Ophthalmic Manifestation of Sickle Cell Patients in Eastern India

Introduction: Sickle Cell Disease (SCD) is the most common and a serious form of an inherited blood disorder that leads to increased risk of early mortality and morbidity. Some of the ophthalmological complications of SCD include retinal changes, vitreous haemorrhage, and abnormalities of the conjunctiva. Irrecoverable Vision loss may be a manifestation if not diagnosed early and treated appropriately. Aim: To determine different ophthalmic manifestations in SCD patients and correlate in relation to HbS window. Materials and Methods: A total of 49 cases of sickle cell disease (HbSS) that presented to IMS & SUM Hospital were evaluated for ophthalmic manifestations in Ophthalmology OPD with comprehensive eye examination, slit lamp examination, Fundoscopy (Direct and Indirect) and OCT (Optical Coherence Tomography). Demographics and pattern of presentation were recorded in the proforma prepared for the study. Results: Male:Female ratio was 3:1. About 2/3rd of the patients were below 40 years of age.

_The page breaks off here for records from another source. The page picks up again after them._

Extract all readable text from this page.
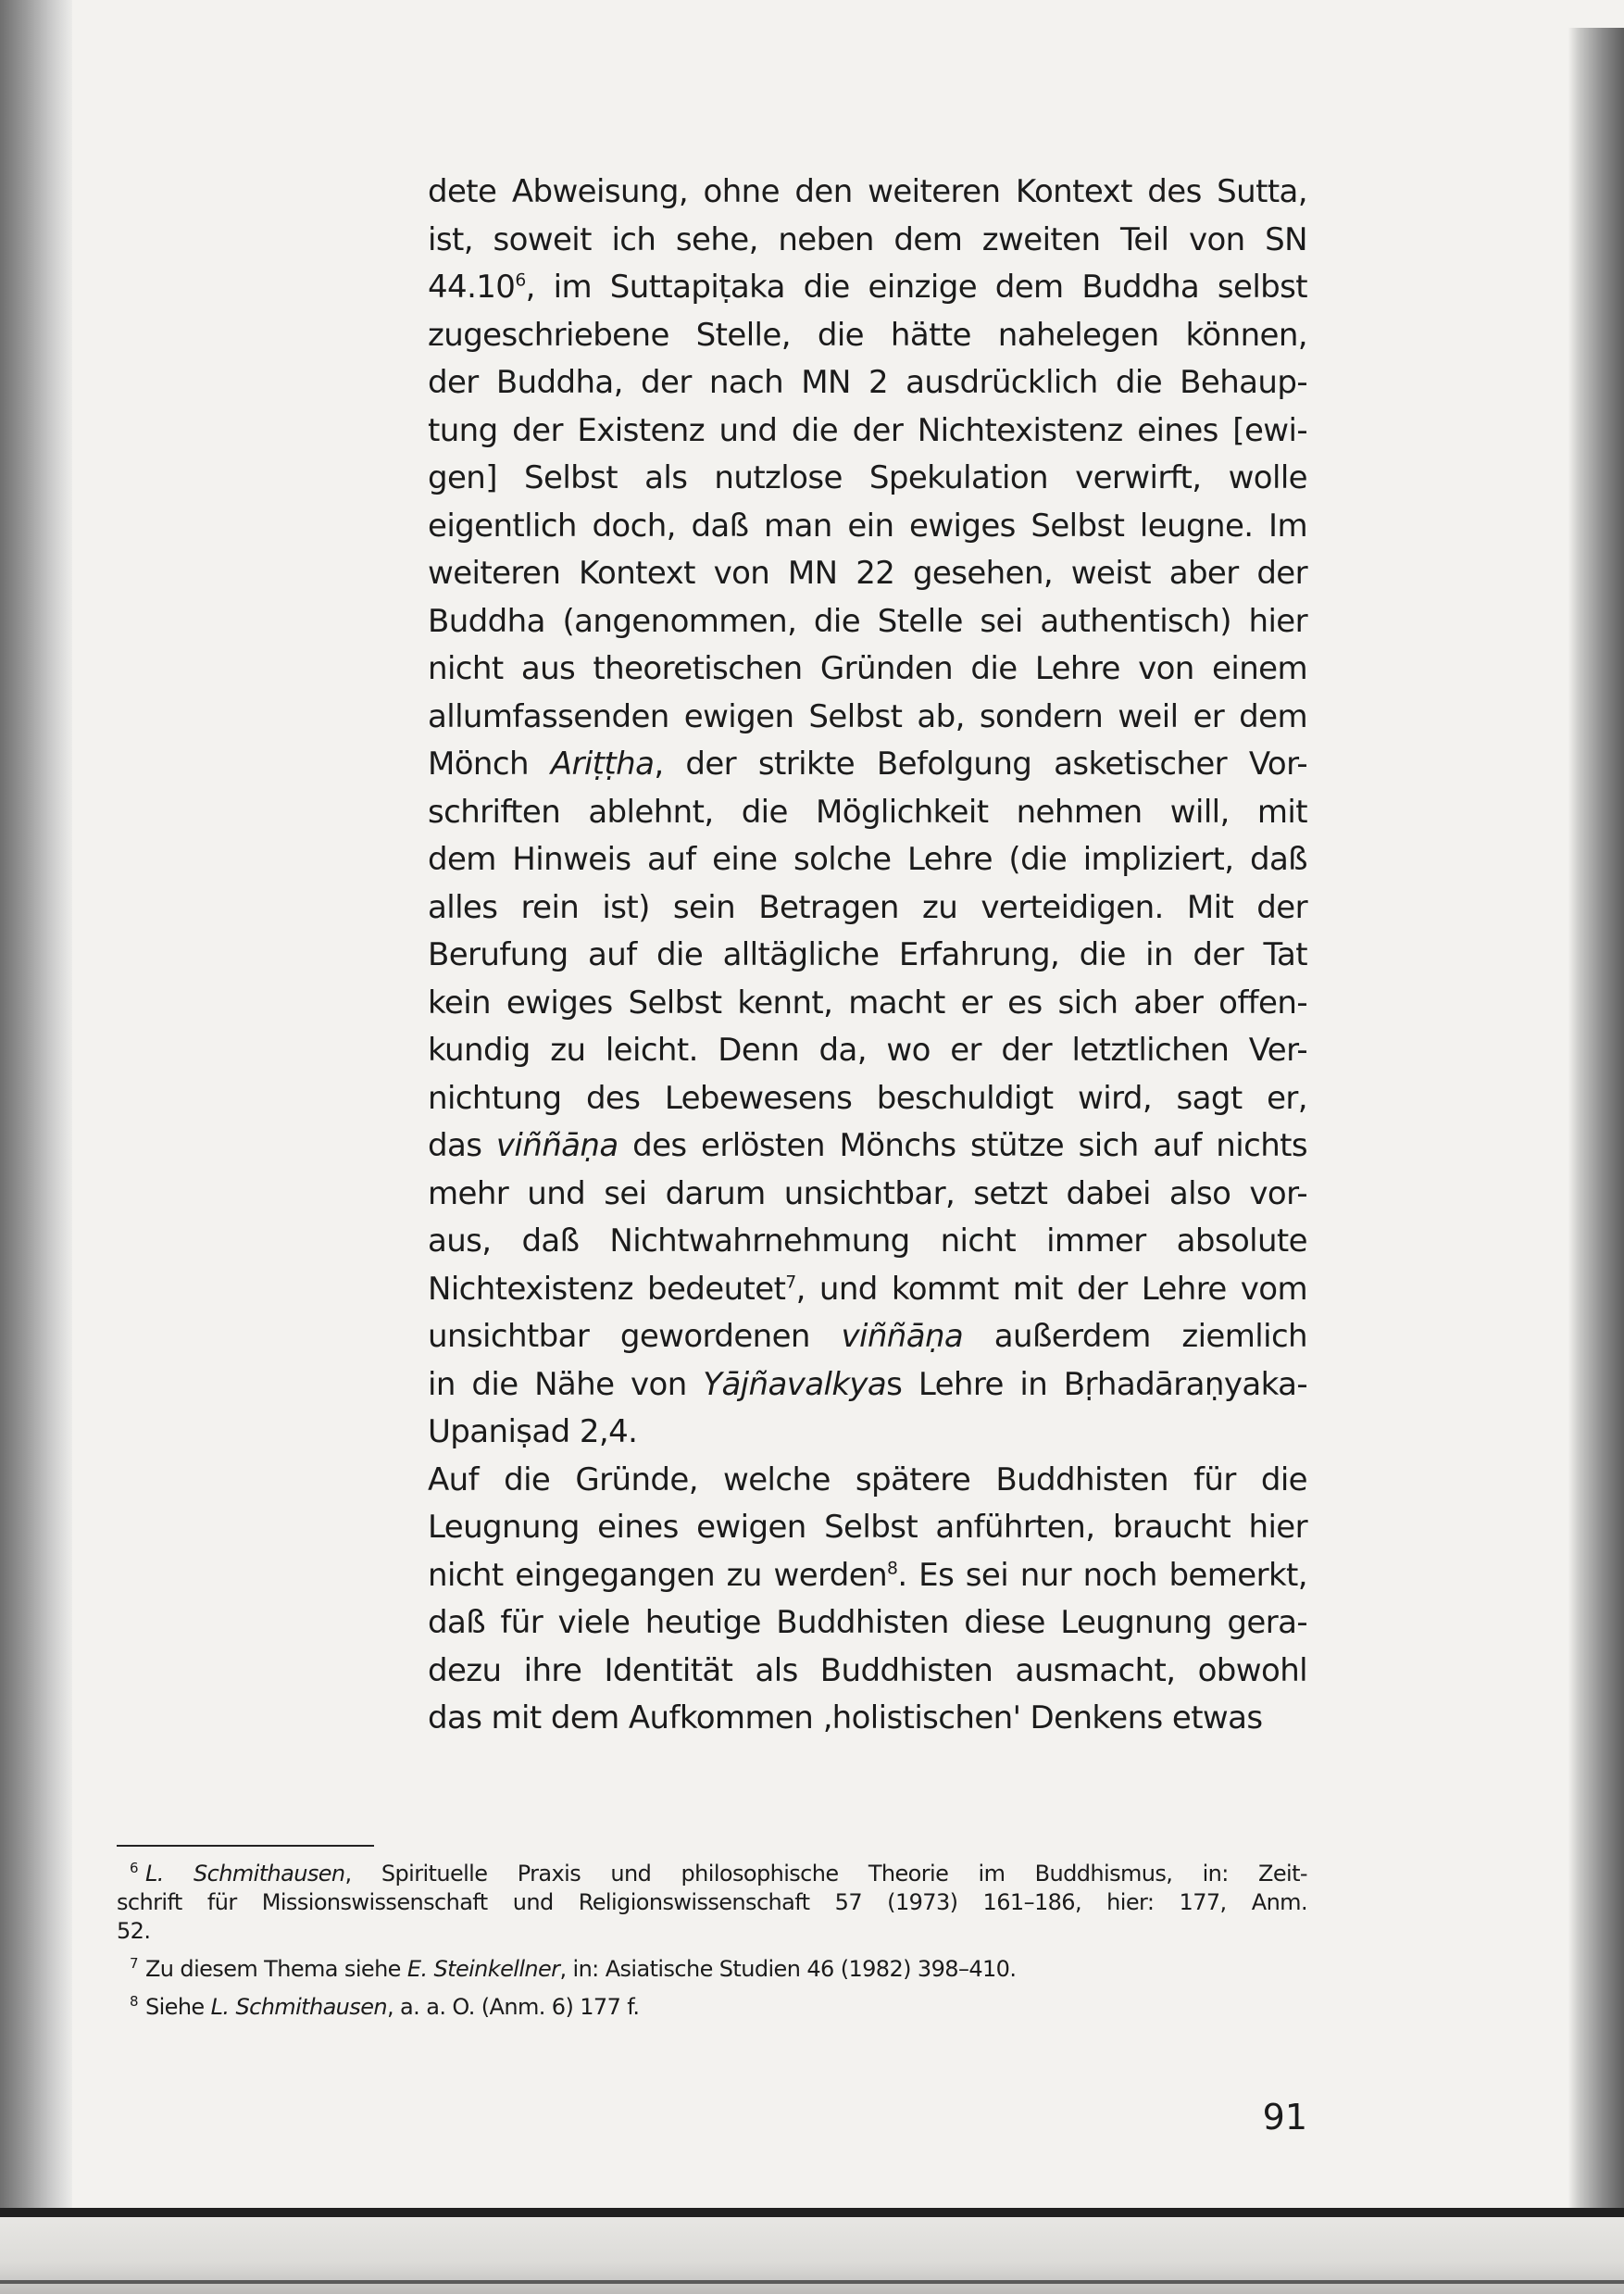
dete Abweisung, ohne den weiteren Kontext des Sutta,
ist, soweit ich sehe, neben dem zweiten Teil von SN
44.10$^6$, im Suttapiṭaka die einzige dem Buddha selbst
zugeschriebene Stelle, die hätte nahelegen können,
der Buddha, der nach MN 2 ausdrücklich die Behaup-
tung der Existenz und die der Nichtexistenz eines [ewi-
gen] Selbst als nutzlose Spekulation verwirft, wolle
eigentlich doch, daß man ein ewiges Selbst leugne. Im
weiteren Kontext von MN 22 gesehen, weist aber der
Buddha (angenommen, die Stelle sei authentisch) hier
nicht aus theoretischen Gründen die Lehre von einem
allumfassenden ewigen Selbst ab, sondern weil er dem
Mönch Ariṭṭha, der strikte Befolgung asketischer Vor-
schriften ablehnt, die Möglichkeit nehmen will, mit
dem Hinweis auf eine solche Lehre (die impliziert, daß
alles rein ist) sein Betragen zu verteidigen. Mit der
Berufung auf die alltägliche Erfahrung, die in der Tat
kein ewiges Selbst kennt, macht er es sich aber offen-
kundig zu leicht. Denn da, wo er der letztlichen Ver-
nichtung des Lebewesens beschuldigt wird, sagt er,
das viññāṇa des erlösten Mönchs stütze sich auf nichts
mehr und sei darum unsichtbar, setzt dabei also vor-
aus, daß Nichtwahrnehmung nicht immer absolute
Nichtexistenz bedeutet$^7$, und kommt mit der Lehre vom
unsichtbar gewordenen viññāṇa außerdem ziemlich
in die Nähe von Yājñavalkyas Lehre in Bṛhadāraṇyaka-
Upaniṣad 2,4.
Auf die Gründe, welche spätere Buddhisten für die
Leugnung eines ewigen Selbst anführten, braucht hier
nicht eingegangen zu werden$^8$. Es sei nur noch bemerkt,
daß für viele heutige Buddhisten diese Leugnung gera-
dezu ihre Identität als Buddhisten ausmacht, obwohl
das mit dem Aufkommen ‚holistischen' Denkens etwas
$^6$ L. Schmithausen, Spirituelle Praxis und philosophische Theorie im Buddhismus, in: Zeit-
schrift für Missionswissenschaft und Religionswissenschaft 57 (1973) 161–186, hier: 177, Anm.
52.
$^7$ Zu diesem Thema siehe E. Steinkellner, in: Asiatische Studien 46 (1982) 398–410.
$^8$ Siehe L. Schmithausen, a. a. O. (Anm. 6) 177 f.
91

Examination of posterior segment revealed 5 (10%) of the patients presented with proliferative retinopathy, 15 (30%) with non proliferative retinopathy, 13(26%) with optic disc changes, 7 (14%) with retinal macular changes and 2 (4%) had retinal detachment findings are significantly different at p=0.001 in ANOVA Test. Anterior segment of eye evaluation demonstrated significant (p=0.0001) changes 18 (36%) patients suffered conjunctival vascular changes, Cataract in 8(16%) patients, and hyphema in only 2 (4%) patients. Both anterior and posterior segment manifestations significantly (p=0.0027) increased with progressive increase in HbS window. Conclusion: Sickle cell patients need periodic ophthalmic examinations to identify treatable lesions amenable to intervention and to prevent blindness. Both anterior and posterior segment manifestations increases with progressive increase in HbS window in HbSS patients.